O HFOF11, fundo imobiliário do tipo “fundo de fundos” (FoF), que aplica recursos em cotas de outros FIIs em vez de adquirir imóveis diretamente, anunciou seu segundo programa de recompra. A iniciativa terá duração de até 12 meses e permitirá a aquisição de até 5% das cotas em circulação.
Segundo a Hedge Investments, gestora especializada em fundos imobiliários, as aquisições serão realizadas na B3 sempre que as cotas estiverem sendo negociadas abaixo do valor patrimonial — indicador que representa o valor dos ativos do fundo dividido pelo número de cotas existentes.
Para André Freitas, CEO e CIO da Hedge Investments, “o processo de recompra de cotas é muito efetivo e beneficia o fundo. Devemos fazer recompra sempre que o desconto das cotas em relação ao valor patrimonial do fundo se mostrar muito alto”, afirmou ao Valor Econômico.
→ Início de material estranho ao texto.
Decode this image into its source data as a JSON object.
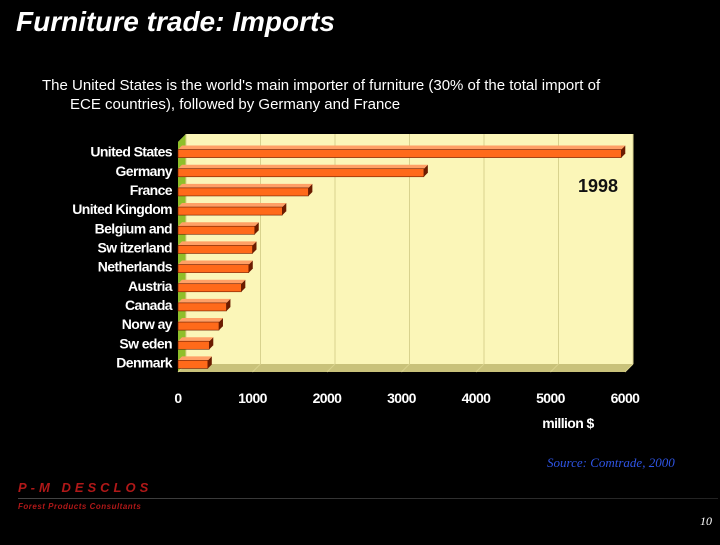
{
  "slide": {
    "title": "Furniture trade: Imports",
    "description_line1": "The United States is the world's main importer of furniture (30% of the total import of",
    "description_line2": "ECE countries), followed by Germany and France",
    "source": "Source: Comtrade, 2000",
    "brand_name": "P-M DESCLOS",
    "brand_tagline": "Forest Products Consultants",
    "page_number": "10"
  },
  "colors": {
    "background": "#000000",
    "plot_background": "#fbf6b8",
    "bar_fill": "#ff6a1a",
    "bar_edge": "#6b1c00",
    "source_text": "#2f55e6",
    "brand_text": "#b01818"
  },
  "chart_data": {
    "type": "bar",
    "orientation": "horizontal",
    "title": "",
    "annotation": "1998",
    "xlabel": "million $",
    "ylabel": "",
    "categories": [
      "United States",
      "Germany",
      "France",
      "United Kingdom",
      "Belgium and",
      "Sw itzerland",
      "Netherlands",
      "Austria",
      "Canada",
      "Norw ay",
      "Sw eden",
      "Denmark"
    ],
    "values": [
      5950,
      3300,
      1750,
      1400,
      1030,
      1000,
      950,
      850,
      650,
      550,
      420,
      400
    ],
    "xlim": [
      0,
      6000
    ],
    "xticks": [
      0,
      1000,
      2000,
      3000,
      4000,
      5000,
      6000
    ],
    "xtick_labels": [
      "0",
      "1000",
      "2000",
      "3000",
      "4000",
      "5000",
      "6000"
    ],
    "grid": "vertical",
    "legend": "none"
  }
}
Recompra busca aumentar valor para os cotistas
O novo programa começou em 17 de julho de 2026 e poderá recomprar até 10.946.850 cotas, equivalentes a 5% da classe única do fundo.
As cotas adquiridas serão canceladas, reduzindo a quantidade de papéis em circulação. Na prática, quando a recompra ocorre com desconto em relação ao patrimônio do fundo, o valor correspondente tende a ser incorporado ao patrimônio remanescente dos cotistas.
De acordo com o fato relevante, as compras serão intermediadas pelas corretoras Ativa Investimentos e XP Investimentos.
Primeiro programa do HFOF11 foi concluído antes do prazo
O novo anúncio ocorre após o encerramento do primeiro programa de recompra do HFOF11, que atingiu o limite autorizado de 5% das cotas em cerca de 10 meses, antes do prazo máximo de um ano. Segundo a Hedge Investments, a operação resultou em:
- aumento de aproximadamente 20% na liquidez das cotas;
- crescimento de 0,9% no valor patrimonial do fundo;
- melhora no resultado recorrente;
- aumento da reserva de lucros acumulados de R$ 0,0699 para R$ 0,0867 por cota.
A gestora também informou que o fluxo de caixa operacional do fundo passou de R$ 0,0577 para R$ 0,0586 por cota, enquanto o retorno de mercado no período foi de 22,2%, acima do IFIX, índice que acompanha os principais fundos imobiliários negociados na Bolsa.